None of this matters to Singletary. When he put his team through a strenuous minicamp in March, his objective was to persuade the players that even when they feel they have nothing left to give, there's more in reserve. And that as they push themselves, they should bring along a teammate, because on Sundays the only support they have on the field is one another.
"If they're not taking us seriously, that's O.K.," Singletary says of other NFL teams. "They can keep doing that. We're going to continue to take ourselves seriously. We're going to continue to make steps each day. The most important thing for us is to go out each day and get better. If we can get a little bit better each day, we're going to get done what we need to."
Singletary's mission undoubtedly would be aided by the presence of Michael Crabtree, the record-setting Texas Tech wide receiver whom the Niners selected 10th in the draft last April. But the two sides have been unable to come to terms on a contract, and Crabtree is said to be prepared to sit out the season and reenter the draft next year.

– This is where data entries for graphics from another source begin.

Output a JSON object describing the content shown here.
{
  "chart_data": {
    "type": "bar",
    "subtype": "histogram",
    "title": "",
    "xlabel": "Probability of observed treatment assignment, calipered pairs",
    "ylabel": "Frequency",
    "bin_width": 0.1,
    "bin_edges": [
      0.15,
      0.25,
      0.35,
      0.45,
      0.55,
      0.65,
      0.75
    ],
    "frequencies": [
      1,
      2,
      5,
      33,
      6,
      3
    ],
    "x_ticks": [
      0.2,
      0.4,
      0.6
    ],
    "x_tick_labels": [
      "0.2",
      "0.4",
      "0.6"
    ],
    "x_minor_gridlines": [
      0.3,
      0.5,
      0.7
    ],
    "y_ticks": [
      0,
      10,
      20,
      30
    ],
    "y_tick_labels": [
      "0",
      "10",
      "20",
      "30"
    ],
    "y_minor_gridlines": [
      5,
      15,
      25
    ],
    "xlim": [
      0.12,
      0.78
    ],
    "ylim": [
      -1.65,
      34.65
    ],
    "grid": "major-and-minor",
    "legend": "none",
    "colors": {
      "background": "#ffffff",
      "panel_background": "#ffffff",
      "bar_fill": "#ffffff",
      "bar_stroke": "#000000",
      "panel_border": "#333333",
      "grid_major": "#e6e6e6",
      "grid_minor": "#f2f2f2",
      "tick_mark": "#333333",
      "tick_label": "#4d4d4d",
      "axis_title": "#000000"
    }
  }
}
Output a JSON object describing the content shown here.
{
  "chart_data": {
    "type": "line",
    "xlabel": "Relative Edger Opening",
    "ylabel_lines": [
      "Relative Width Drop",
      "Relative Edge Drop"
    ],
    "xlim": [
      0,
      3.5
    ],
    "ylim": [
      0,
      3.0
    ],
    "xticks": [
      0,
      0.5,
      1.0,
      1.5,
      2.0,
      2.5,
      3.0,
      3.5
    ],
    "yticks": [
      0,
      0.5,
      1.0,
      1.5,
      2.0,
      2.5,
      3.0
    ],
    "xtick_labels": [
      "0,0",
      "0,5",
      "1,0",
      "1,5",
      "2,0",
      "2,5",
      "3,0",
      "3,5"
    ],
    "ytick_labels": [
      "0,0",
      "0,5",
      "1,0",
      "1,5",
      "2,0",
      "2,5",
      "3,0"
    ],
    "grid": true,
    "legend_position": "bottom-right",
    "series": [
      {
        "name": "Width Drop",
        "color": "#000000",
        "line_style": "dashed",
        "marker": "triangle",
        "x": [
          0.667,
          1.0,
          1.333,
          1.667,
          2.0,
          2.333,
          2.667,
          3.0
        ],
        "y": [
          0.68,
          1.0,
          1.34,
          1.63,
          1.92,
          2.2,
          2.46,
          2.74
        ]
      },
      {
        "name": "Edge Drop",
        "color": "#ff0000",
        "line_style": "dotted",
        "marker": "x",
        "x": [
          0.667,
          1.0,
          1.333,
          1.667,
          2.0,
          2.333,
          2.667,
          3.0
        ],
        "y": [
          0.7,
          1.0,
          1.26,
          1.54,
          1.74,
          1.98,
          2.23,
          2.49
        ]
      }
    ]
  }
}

"I think this young man is really misconstrued," Singletary says of Crabtree, who is seeking a contract comparable to the five-year, $23.5 million deal Oakland gave to the seventh pick, wideout Darrius Heyward-Bey from Maryland. "I had a chance to see his heart when we met before the draft and in the first minicamp, when he was trying to run routes and he shouldn't have been because of his [surgically repaired left] foot. He was standing over there about to cry because I wouldn't let him run routes. The guy is a competitor. I would love to have Michael Crabtree, but I want him the right way. If he's meant to be here, he'll be here."
People within the 49ers' organization say that one of Singletary's strengths is his commitment to helping his players succeed beyond the football field. He preaches the importance of character and judges people based on what he sees, not what he has heard.
Davis is a case in point. The No. 6 pick, out of Maryland, in 2006, he quickly developed a reputation as a hothead and me-first player whose performance didn't match his self-image. But Davis has matured so much in the 11 months since Singletary sent him to the showers—no more fights in practice, no more look-at-me first-down signals, no more costly penalties—that earlier this month Singletary named him a team captain.
"Mike Singletary is a very emotional guy," says Davis. "He cares. I had to learn about him, and he had to learn about me. We had to get on the same page. I wanted to win and I wanted to be good, and he wanted to win and he wanted us to be a team. He didn't want any individuals. He made me realize and accept the simple fact that there are no individuals on a team."
Says Singletary, "In my life, I've always wanted to get a group of men together who have a common thought, common goal. I don't care who they are. But if those men can come together, check their egos at the door and honestly care about each other for more than what they do on the field, I think something very special can be created."